Real estate agents in Ontario will face closer public scrutiny and tighter regulation in April when an act aimed at improving consumer protections finally becomes law more than three years after being passed by the Legislature.
Proclamation of REBBA 2002, a revision of the Real Estate and Business Brokers Act, is slated for March 31 after a lengthy consultation process on the regulations attached to the act.
"The actual legislation passed in December, 2002, and at the time we were quite excited about having something new in a short period of time," said Tom Wright, president of the Real Estate Council of Ontario, which administers the act on behalf of the government. "But it took a little longer."
Under the revised law, RECO will have the power to suspend a real estate agent's licence pending the outcome of a disciplinary or court hearing, and to stop brokerages making false advertising claims.
The council would even be able to prescreen brokerages' future advertising if claims (to being No. 1, for example) can't be substantiated.
The council will publish licence suspensions and revocations, charges and convictions against agents, as well as the status of their insurance, on its website, Mr. Wright said in an interview. It will add these details to its lists of registered agents' names, addresses and brokerage affiliation.
"It provides more transparency to the public," Mr. Wright said. "It takes away some of the mystery. It's not that there are that many charges that go ahead each year, but it lets people do independent searches around a person they're working with."

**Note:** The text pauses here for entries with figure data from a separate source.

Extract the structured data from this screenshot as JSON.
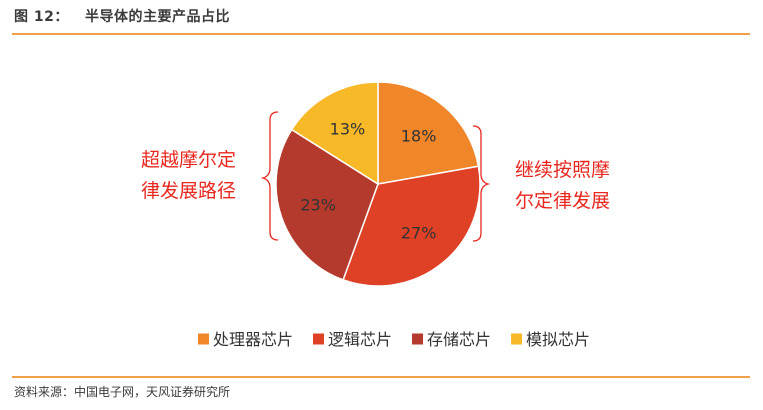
{
  "figure": {
    "title": "图 12：   半导体的主要产品占比",
    "source": "资料来源：中国电子网，天风证券研究所"
  },
  "annotations": {
    "left": [
      "超越摩尔定",
      "律发展路径"
    ],
    "right": [
      "继续按照摩",
      "尔定律发展"
    ]
  },
  "chart_data": {
    "type": "pie",
    "title": "",
    "legend_position": "bottom",
    "slices": [
      {
        "name": "处理器芯片",
        "value": 18,
        "label": "18%",
        "color": "#f0862a"
      },
      {
        "name": "逻辑芯片",
        "value": 27,
        "label": "27%",
        "color": "#df4127"
      },
      {
        "name": "存储芯片",
        "value": 23,
        "label": "23%",
        "color": "#b33a2c"
      },
      {
        "name": "模拟芯片",
        "value": 13,
        "label": "13%",
        "color": "#f7b928"
      }
    ]
  },
  "colors": {
    "bracket": "#e8281f",
    "rule": "#f0a04b"
  }
}
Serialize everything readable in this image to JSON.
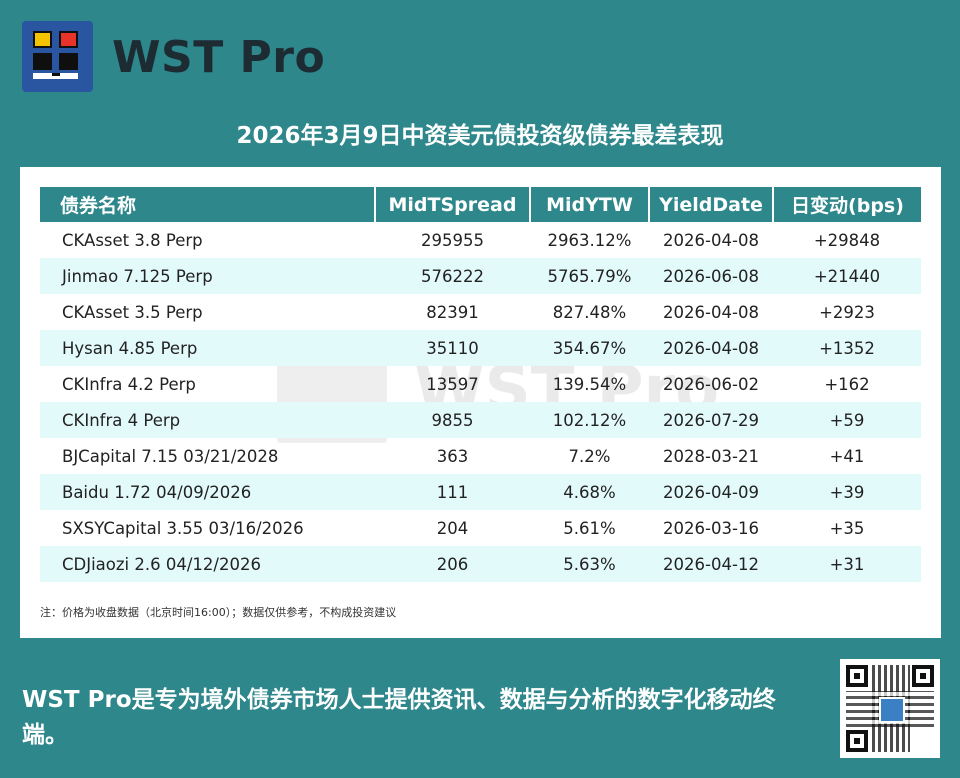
{
  "brand": {
    "name": "WST Pro"
  },
  "title": "2026年3月9日中资美元债投资级债券最差表现",
  "table": {
    "headers": [
      "债券名称",
      "MidTSpread",
      "MidYTW",
      "YieldDate",
      "日变动(bps)"
    ],
    "rows": [
      [
        "CKAsset 3.8 Perp",
        "295955",
        "2963.12%",
        "2026-04-08",
        "+29848"
      ],
      [
        "Jinmao 7.125 Perp",
        "576222",
        "5765.79%",
        "2026-06-08",
        "+21440"
      ],
      [
        "CKAsset 3.5 Perp",
        "82391",
        "827.48%",
        "2026-04-08",
        "+2923"
      ],
      [
        "Hysan 4.85 Perp",
        "35110",
        "354.67%",
        "2026-04-08",
        "+1352"
      ],
      [
        "CKInfra 4.2 Perp",
        "13597",
        "139.54%",
        "2026-06-02",
        "+162"
      ],
      [
        "CKInfra 4 Perp",
        "9855",
        "102.12%",
        "2026-07-29",
        "+59"
      ],
      [
        "BJCapital 7.15 03/21/2028",
        "363",
        "7.2%",
        "2028-03-21",
        "+41"
      ],
      [
        "Baidu 1.72 04/09/2026",
        "111",
        "4.68%",
        "2026-04-09",
        "+39"
      ],
      [
        "SXSYCapital 3.55 03/16/2026",
        "204",
        "5.61%",
        "2026-03-16",
        "+35"
      ],
      [
        "CDJiaozi 2.6 04/12/2026",
        "206",
        "5.63%",
        "2026-04-12",
        "+31"
      ]
    ]
  },
  "watermark": "WST Pro",
  "note": "注：价格为收盘数据（北京时间16:00）；数据仅供参考，不构成投资建议",
  "footer": "WST Pro是专为境外债券市场人士提供资讯、数据与分析的数字化移动终端。",
  "colors": {
    "background": "#2e878b",
    "header": "#2e878b",
    "alt_row": "#e3fafb",
    "logo": "#2a55a0"
  },
  "icons": {
    "logo": "wst-logo-icon",
    "qr": "qr-code-icon"
  }
}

The legislation also requires brokerages to disclose and repay any interest accrued on money held in trust for clients' closing costs, and compels agents to obtain written consents from both buyers and sellers when taking on "dual agency" - a situation in which he or she facilitates both sides of a deal and there is potential for a conflict of interest.
As well, the new law changes the rules for ownership of a real estate brokerage, removing the requirement that a registered broker must own 51 per cent.
It also attacks the issue of mortgage fraud by establishing penalties for falsification of documents relating to a real estate transaction.
Individual agents who falsify records -- for example, creating separate sales agreements showing different prices in order to get extra cash from a lender -- or counsel anyone else to do so will face fines of up to $50,000.
Brokerages will face fines up to $200,000.
Associations representing real estate agents say they support the changes -- in fact, have lobbied for them for a quarter century. "The immediate suspensions [provision] gives the registrar more clout, and that's good for principled registrants," Tim Lee, president of the Ontario Real Estate Association, said in an interview.
"It's more protection for consumers, and we're in favour of that."
Mr. Lee said the website reporting of discipline decisions means the information will be in the public eye for much longer than in the days when decisions were reported in local newspapers.
"We feel the punishment should fit the crime, and lobbied to have the information pulled off after two years, but in the end I think it was decided it would be five years," he said.
But he added that the industry is content with that.
"It's a good deterrent for everyone to have it published."
Dorothy Mason, incoming president of the Toronto Real Estate Board, said that "for the most part, agents welcome the changes."
Anything that instills greater confidence in consumers will be advantageous to the industry, Ms. Mason said.